The role of CIRSE is not to undermine confidence in the results of surgery, which is the gold standard for a large number of patients, but to delineate the role of percutaneous treatments. According to the existing evidence, percutaneous ablation represents a valid treatment of T1a RCCs with excellent long-term (>5 years) technical and functional outcomes and a very low complication rate. The procedure is minimally invasive and may be performed under sedation and as a day case (Table 7). Considering that an effective minimally invasive solution is available for patients with T1a RCC, active surveillance has to be reserved only for patients that are not suitable for ablation due to age and comorbidities.

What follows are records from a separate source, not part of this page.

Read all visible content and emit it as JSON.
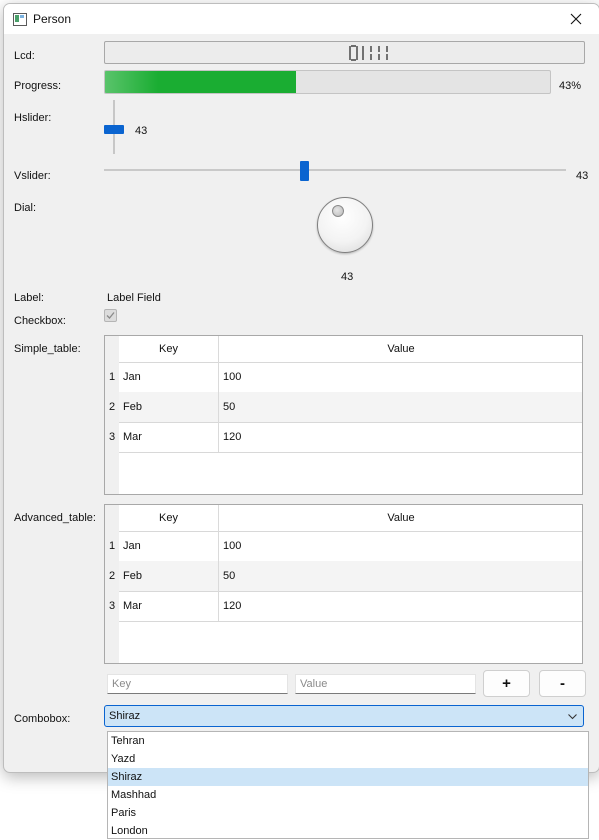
{
  "window": {
    "title": "Person"
  },
  "labels": {
    "lcd": "Lcd:",
    "progress": "Progress:",
    "hslider": "Hslider:",
    "vslider": "Vslider:",
    "dial": "Dial:",
    "label": "Label:",
    "checkbox": "Checkbox:",
    "simple_table": "Simple_table:",
    "advanced_table": "Advanced_table:",
    "combobox": "Combobox:"
  },
  "lcd": {
    "display": "43"
  },
  "progress": {
    "value": 43,
    "text": "43%"
  },
  "hslider": {
    "value": "43"
  },
  "vslider": {
    "value": "43"
  },
  "dial": {
    "value": "43"
  },
  "label_field": {
    "text": "Label Field"
  },
  "checkbox": {
    "checked": true
  },
  "simple_table": {
    "headers": {
      "key": "Key",
      "value": "Value"
    },
    "rows": [
      {
        "num": "1",
        "key": "Jan",
        "value": "100"
      },
      {
        "num": "2",
        "key": "Feb",
        "value": "50"
      },
      {
        "num": "3",
        "key": "Mar",
        "value": "120"
      }
    ]
  },
  "advanced_table": {
    "headers": {
      "key": "Key",
      "value": "Value"
    },
    "rows": [
      {
        "num": "1",
        "key": "Jan",
        "value": "100"
      },
      {
        "num": "2",
        "key": "Feb",
        "value": "50"
      },
      {
        "num": "3",
        "key": "Mar",
        "value": "120"
      }
    ],
    "key_placeholder": "Key",
    "value_placeholder": "Value",
    "add_label": "+",
    "remove_label": "-"
  },
  "combobox": {
    "selected": "Shiraz",
    "options": [
      "Tehran",
      "Yazd",
      "Shiraz",
      "Mashhad",
      "Paris",
      "London"
    ]
  },
  "colors": {
    "progress_fill": "#1aad32",
    "slider_handle": "#0a64d0",
    "selection": "#cce4f7"
  }
}
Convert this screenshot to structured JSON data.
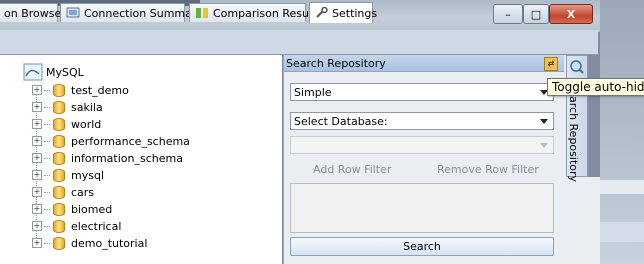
{
  "tabs": [
    {
      "label": "on Browser",
      "icon": "browser-icon"
    },
    {
      "label": "Connection Summary",
      "icon": "connection-summary-icon"
    },
    {
      "label": "Comparison Result",
      "icon": "comparison-icon"
    },
    {
      "label": "Settings",
      "icon": "wrench-icon"
    }
  ],
  "window_buttons": {
    "minimize": "–",
    "maximize": "□",
    "close": "X"
  },
  "tree": {
    "root": "MySQL",
    "items": [
      "test_demo",
      "sakila",
      "world",
      "performance_schema",
      "information_schema",
      "mysql",
      "cars",
      "biomed",
      "electrical",
      "demo_tutorial"
    ]
  },
  "search_repository": {
    "title": "Search Repository",
    "mode": "Simple",
    "database": "Select Database:",
    "table": "",
    "add_filter": "Add Row Filter",
    "remove_filter": "Remove Row Filter",
    "search_button": "Search"
  },
  "side_tab": {
    "label": "arch Repository"
  },
  "tooltip": "Toggle auto-hide"
}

Table 7 Overview of cT1a RCC percutaneous ablation treatment

Bhan et al. [103] used a decision-analytic Markov model to compare the costs and the quality-adjusted life expectancy for a 67-year-old patient with a small renal mass undergoing either immediate percutaneous ablation or active surveillance with a subsequent ablation if needed. The authors concluded that the second option appears more cost effective than the immediate treatment; however, it needs to be taken into account the factor of the lack of predictability of metastatic disease in those patients managed with active surveillance. As described, the data extracted from the National Swedish Kidney Cancer Register [36] showed that 7% of T1a tumours had distant metastases, with the percentage rising to 11% when dealing with lesions between 3 and 4 cm. There are RCCs that grow slowly and do not metastasize; however, factors such as patient anxiety from knowing that one has a potential malignant tumour, the cost of repeated cross-sectional examinations and the risk of repeated irradiation if CT is used for monitoring need to be taken into account. Considering that the behaviour of renal masses cannot be predicted, all fit patients with a T1a RCC need to be treated and if a minimally invasive option is required or the patient is not willing to undergo surgery, percutaneous ablation is a very effective option.

In addition to the data discussed here, a direct randomized comparison of percutaneous ablation with partial nephrectomy in a large number of patients would be highly desirable in order to elucidate the role of the two treatments for the oncology community and potentially to supply evidence to support a strong (Grade A) recommendation, which is currently not available for either treatment. CIRSE would also consider as robust evidence data obtained from a multi-centre registry with a large number of patients (i.e. >1000) with biopsy-proven sporadic cT1a RCC followed up for a minimum of five years. Until these data are available, the procedure is recommended for patients that are not fit or are not willing to undergo surgical treatment. Active surveillance needs to be reserved only for those patients with cT1a RCC that cannot undergo percutaneous ablation treatment.